As usual: paleoanthropology is on the freaking move. Just as the latest issue of Yeti Researcher hit the shelves comes a flurry of related news. First off, all them playa-hatin' Indonesian anthropoligists need to recognize: there was little tiny hobbits, OK, contemporaneous with modern humans, on the Isle of Flores. Homo Floresiensis is no microcephalic modern pygmy, and you know what's the proof? Because they found more of them.
Next up: Gigantopithecus Blackiis the 12-foot prehistoric ape that is 100% real, and which, say some, accounts for the Sasquatch story (or maybe even Sasquatch himself).

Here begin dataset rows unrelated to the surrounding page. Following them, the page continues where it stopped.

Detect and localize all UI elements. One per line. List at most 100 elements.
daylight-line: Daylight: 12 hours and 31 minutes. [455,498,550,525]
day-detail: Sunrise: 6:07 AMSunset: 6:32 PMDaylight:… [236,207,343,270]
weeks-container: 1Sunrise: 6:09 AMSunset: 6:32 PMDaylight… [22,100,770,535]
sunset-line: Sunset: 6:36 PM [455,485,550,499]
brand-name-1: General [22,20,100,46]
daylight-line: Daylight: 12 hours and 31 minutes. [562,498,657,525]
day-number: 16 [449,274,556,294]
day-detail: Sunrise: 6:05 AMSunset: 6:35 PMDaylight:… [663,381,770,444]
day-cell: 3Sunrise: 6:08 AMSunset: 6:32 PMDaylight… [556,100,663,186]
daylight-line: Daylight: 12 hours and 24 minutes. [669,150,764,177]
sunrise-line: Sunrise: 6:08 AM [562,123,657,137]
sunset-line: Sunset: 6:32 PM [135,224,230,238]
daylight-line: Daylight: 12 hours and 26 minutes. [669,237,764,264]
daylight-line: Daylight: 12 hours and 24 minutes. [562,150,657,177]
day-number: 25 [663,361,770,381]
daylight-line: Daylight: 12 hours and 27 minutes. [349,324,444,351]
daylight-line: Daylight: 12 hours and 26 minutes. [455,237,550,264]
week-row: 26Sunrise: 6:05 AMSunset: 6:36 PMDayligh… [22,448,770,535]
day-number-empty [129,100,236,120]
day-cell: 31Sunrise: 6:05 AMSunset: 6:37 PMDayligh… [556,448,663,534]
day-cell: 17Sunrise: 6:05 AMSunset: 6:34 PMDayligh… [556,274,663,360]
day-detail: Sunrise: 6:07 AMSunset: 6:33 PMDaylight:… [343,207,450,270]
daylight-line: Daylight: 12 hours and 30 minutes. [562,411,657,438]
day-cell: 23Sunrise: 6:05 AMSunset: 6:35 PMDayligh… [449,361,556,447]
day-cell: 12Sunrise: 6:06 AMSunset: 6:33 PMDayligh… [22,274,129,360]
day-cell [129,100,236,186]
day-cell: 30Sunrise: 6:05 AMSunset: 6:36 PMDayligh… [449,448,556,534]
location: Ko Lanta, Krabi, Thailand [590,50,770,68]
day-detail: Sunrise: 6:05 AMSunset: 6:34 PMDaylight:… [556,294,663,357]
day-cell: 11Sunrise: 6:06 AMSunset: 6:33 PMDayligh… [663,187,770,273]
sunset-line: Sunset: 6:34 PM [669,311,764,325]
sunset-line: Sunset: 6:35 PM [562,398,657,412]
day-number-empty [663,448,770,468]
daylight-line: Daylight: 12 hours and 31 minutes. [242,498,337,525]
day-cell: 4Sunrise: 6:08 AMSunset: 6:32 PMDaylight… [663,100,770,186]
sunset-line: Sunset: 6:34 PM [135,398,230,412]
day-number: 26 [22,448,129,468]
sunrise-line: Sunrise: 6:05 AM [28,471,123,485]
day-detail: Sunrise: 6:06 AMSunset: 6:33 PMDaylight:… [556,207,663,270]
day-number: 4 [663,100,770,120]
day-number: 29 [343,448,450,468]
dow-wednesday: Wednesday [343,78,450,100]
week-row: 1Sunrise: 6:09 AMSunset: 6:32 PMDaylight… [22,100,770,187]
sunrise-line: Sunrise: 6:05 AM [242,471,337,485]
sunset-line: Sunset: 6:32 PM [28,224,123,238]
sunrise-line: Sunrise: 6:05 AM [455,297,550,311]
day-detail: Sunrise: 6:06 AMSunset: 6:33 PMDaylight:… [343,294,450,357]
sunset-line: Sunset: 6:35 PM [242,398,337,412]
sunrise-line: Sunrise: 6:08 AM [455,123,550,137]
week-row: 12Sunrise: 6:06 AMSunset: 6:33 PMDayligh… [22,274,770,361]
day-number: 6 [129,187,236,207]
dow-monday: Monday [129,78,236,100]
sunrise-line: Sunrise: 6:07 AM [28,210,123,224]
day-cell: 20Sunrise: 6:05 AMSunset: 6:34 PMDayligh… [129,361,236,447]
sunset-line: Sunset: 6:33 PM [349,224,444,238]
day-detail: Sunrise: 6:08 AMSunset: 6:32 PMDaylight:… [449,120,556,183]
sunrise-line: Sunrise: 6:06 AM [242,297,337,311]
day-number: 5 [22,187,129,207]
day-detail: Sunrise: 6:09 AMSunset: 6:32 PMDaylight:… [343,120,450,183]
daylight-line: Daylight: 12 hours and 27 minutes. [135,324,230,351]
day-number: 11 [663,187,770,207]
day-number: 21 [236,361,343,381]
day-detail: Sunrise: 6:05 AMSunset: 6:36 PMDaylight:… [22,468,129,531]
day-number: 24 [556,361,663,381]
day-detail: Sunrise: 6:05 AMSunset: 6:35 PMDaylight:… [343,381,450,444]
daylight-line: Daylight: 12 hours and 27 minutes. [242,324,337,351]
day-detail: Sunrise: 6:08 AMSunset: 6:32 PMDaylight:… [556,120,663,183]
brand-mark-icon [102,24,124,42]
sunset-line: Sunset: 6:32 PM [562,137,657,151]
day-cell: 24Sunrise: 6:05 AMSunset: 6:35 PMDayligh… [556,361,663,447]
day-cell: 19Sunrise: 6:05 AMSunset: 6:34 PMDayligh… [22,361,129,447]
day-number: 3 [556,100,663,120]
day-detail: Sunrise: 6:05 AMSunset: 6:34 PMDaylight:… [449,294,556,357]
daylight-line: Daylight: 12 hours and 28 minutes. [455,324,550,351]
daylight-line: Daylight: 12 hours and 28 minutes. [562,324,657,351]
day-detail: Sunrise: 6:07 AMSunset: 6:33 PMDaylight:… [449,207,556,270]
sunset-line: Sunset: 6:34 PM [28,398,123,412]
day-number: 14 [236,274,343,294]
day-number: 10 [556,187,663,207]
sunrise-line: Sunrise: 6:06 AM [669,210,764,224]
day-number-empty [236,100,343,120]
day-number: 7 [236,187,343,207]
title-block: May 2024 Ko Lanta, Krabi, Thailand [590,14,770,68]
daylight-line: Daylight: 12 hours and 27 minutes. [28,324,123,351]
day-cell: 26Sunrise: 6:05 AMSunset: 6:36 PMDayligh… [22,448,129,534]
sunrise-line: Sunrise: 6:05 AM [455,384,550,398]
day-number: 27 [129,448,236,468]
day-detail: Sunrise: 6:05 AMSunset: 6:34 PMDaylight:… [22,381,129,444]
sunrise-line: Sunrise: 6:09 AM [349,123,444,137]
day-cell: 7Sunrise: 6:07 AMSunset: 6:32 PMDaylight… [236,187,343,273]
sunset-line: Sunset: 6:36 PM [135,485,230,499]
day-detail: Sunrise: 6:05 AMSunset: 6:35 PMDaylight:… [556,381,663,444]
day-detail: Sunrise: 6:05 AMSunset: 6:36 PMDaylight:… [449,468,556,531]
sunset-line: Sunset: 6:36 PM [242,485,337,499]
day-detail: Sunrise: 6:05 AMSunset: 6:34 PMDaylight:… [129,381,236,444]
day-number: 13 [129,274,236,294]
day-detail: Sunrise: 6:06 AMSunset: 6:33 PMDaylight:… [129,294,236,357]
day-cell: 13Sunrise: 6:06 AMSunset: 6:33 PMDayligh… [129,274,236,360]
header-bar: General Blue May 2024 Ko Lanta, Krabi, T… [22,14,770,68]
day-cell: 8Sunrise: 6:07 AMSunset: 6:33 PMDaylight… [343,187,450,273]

There's Giganto, as the big feller is lovingly called by his admirers, fending off some enterprising Home erectuses, the only human predecessors the ape would have known had he gone extinct by a million years ago as previously thought. But wait: new spadework reveals that Giganto was around as recently 100,000 years ago, i.e. alongside Homo sapiens sapiens, perhaps even like so:
Cryptozoologists will surely take heart. And so will the dino-creationists, who have become the latest monster-hunsters, driven by the belief that discovering Nessie and the Mokele-mbembe and the rest of In Search Of list somehow helps to prove biblical literalism. It's true.